Reviewing Existing Regulations
Too often, cumulative and unnecessary regulations hamper economic growth and job creation. We will begin an ongoing review of existing regulations so that those that are cumulative, obsolete, duplicative, or inconsistent will be identified for reconsideration and, where appropriate, revision or elimination. This process is carefully structured to ensure that it is meaningful and that it produces results. The agencies will be asked to prepare a specific program for ongoing review of existing regulations and laws mandating such regulations, and to receive comments from the public about regulations to be reviewed.
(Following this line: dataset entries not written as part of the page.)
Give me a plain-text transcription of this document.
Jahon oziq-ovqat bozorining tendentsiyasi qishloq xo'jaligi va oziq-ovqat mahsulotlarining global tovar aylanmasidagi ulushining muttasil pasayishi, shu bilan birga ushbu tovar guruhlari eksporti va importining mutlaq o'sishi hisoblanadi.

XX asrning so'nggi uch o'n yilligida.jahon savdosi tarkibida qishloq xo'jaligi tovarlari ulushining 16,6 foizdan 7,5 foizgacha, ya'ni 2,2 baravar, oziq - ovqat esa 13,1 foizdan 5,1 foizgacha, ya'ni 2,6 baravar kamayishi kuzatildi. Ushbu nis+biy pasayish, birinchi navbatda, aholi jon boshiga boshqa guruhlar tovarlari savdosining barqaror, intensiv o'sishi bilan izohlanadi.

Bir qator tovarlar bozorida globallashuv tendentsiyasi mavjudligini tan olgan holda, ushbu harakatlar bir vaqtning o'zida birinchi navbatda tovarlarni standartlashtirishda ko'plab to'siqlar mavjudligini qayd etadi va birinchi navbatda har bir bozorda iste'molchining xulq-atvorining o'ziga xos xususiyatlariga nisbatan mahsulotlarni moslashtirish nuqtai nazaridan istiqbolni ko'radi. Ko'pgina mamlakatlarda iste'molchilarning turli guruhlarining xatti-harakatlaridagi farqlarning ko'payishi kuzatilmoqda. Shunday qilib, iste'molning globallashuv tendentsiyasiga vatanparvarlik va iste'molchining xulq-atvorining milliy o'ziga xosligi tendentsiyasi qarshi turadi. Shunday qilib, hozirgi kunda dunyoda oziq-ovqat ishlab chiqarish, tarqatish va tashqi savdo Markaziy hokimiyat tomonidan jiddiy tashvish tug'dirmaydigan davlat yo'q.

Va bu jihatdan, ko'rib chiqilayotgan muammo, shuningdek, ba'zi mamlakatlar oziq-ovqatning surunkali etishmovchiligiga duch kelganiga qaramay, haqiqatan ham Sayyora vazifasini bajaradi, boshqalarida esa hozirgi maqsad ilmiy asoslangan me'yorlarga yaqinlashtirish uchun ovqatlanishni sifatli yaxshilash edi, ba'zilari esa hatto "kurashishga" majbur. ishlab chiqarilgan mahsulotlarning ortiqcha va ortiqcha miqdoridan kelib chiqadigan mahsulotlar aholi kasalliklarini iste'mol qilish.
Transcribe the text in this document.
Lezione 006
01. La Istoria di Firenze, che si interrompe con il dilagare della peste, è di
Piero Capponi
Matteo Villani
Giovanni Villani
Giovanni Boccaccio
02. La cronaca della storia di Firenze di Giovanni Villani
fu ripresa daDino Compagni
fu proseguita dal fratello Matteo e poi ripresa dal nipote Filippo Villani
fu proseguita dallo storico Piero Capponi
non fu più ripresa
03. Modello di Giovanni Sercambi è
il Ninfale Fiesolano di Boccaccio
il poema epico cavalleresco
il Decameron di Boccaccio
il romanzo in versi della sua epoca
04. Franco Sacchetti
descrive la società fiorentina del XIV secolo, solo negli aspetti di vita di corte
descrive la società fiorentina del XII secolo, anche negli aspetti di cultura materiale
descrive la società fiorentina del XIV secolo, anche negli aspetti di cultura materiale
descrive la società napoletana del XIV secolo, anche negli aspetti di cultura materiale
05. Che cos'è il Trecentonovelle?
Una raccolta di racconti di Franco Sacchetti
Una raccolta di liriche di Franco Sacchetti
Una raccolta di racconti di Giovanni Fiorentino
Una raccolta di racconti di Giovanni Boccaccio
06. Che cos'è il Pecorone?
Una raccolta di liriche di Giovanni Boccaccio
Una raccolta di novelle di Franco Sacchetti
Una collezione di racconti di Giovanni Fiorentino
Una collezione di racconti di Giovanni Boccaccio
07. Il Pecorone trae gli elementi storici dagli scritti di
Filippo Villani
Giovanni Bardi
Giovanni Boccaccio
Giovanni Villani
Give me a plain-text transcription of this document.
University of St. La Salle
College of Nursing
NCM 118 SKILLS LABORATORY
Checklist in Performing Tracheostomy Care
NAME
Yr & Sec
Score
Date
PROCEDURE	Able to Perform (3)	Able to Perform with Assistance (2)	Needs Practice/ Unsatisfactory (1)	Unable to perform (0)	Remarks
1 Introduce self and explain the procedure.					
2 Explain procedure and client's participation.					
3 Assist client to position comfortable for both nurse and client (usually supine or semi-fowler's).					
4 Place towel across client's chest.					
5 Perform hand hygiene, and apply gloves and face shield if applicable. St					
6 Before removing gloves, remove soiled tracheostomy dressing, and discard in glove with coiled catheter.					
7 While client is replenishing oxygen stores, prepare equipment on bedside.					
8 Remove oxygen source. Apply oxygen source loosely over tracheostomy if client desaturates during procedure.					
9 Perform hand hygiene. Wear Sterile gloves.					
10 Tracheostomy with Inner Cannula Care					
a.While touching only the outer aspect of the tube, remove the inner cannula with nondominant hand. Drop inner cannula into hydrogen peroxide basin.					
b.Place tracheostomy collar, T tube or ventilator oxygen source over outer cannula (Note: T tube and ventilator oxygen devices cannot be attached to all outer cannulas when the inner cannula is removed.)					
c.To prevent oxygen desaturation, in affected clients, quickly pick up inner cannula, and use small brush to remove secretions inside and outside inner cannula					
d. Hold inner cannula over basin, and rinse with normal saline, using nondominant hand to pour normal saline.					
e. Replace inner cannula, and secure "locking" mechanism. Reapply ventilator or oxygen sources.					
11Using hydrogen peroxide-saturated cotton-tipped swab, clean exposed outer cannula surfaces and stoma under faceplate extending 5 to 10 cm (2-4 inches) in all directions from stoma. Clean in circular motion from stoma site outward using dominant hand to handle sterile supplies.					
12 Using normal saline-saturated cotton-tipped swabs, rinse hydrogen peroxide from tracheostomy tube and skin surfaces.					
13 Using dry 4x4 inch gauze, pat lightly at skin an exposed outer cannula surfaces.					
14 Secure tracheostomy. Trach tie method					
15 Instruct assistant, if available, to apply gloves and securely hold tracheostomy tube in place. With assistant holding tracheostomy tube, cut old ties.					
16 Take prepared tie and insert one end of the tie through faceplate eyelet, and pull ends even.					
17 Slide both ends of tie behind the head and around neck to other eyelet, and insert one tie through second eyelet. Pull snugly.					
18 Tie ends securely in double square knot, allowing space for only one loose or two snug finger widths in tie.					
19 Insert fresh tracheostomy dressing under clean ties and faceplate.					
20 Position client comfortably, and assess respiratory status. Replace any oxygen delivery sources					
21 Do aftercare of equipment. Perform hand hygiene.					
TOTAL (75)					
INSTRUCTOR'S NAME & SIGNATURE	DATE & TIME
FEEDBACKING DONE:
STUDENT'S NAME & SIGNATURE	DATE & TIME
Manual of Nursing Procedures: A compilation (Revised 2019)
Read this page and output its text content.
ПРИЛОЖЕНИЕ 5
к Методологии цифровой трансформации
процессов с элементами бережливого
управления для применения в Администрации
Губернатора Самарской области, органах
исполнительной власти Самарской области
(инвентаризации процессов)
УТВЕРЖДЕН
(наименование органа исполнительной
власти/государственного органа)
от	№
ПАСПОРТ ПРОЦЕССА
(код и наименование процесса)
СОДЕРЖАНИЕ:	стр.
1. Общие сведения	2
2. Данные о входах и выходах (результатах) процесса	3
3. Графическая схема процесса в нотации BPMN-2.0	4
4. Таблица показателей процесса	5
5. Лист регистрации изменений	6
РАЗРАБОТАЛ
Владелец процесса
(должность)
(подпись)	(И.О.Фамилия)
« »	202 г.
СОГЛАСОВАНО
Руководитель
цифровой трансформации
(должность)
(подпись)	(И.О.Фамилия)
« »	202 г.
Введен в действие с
In addition, the Vice President, in consultation with the White House policy advisors, will conduct reviews of existing regulations with a cross-agency perspective, and may identify regulations to the agency for appropriate review.
Resolving Disputes
A clear and open process for resolving the rare regulatory disputes that develop between agencies or OMB and an agency will replace the inconsistent and closed-door process of the past. Such disputes will be reviewed by the President or the Vice President only at the request of an agency head or the Office of Management and Budget. The President and Vice President will not intervene at the request of private parties, be they from business or from public interest communities. The Vice President, aided by the White House policy advisors, will advise the President in resolving these disputes.
Enhanced Accountability
Openness is the best way to restore credibility to the regulatory review process. The new process encourages more public participation in the development and promulgation of regulations. It encourages agencies to consult with the public before taking any regulatory actions. The process also encourages the development of regulations through the use of negotiated rulemaking, a consensual mechanism for developing new regulations. The President will direct each agency to identify, within 90 days, at least one rulemaking which the agency will, within the upcoming year, develop through the use of negotiated rulemaking or explain why this process will not be feasible. The new executive order also makes clear that the public should be afforded a meaningful opportunity to comment on proposed regulations.
The OIRA review process will be open and timely. And, the order makes clear that it is OIRA that is responsible for the review of individual regulations and that review must occur within tight time limits. To ensure that the process is more selective and streamlined, OIRA will be directed to report to the Vice President and President its review activities during the first six months under these new procedures. This report will include a list of the regulatory actions reviewed by OIRA; whether OIRA selected the action for review; and the time dedicated to review.
The new process also ensures that the White House no longer serves as a conduit for special interests. The back-room, closed-door operations of the Competitiveness Council have left a legacy of mistrust that can only be erased by an open, fair, and balanced process. The President's plan provides a clear statement describing the review process and comprehensive disclosure provisions for greater public accountability. The concerns and interests of outside parties must be on the record, in writing, to be considered by White House staff in the rulemaking or review process.
The new executive order revokes existing orders on regulatory review. In addition, the Administration will undertake a thorough review of the related orders, for example, on takings, federalism, and civil justice reform to determine what action, if any, should be taken with respect to those orders.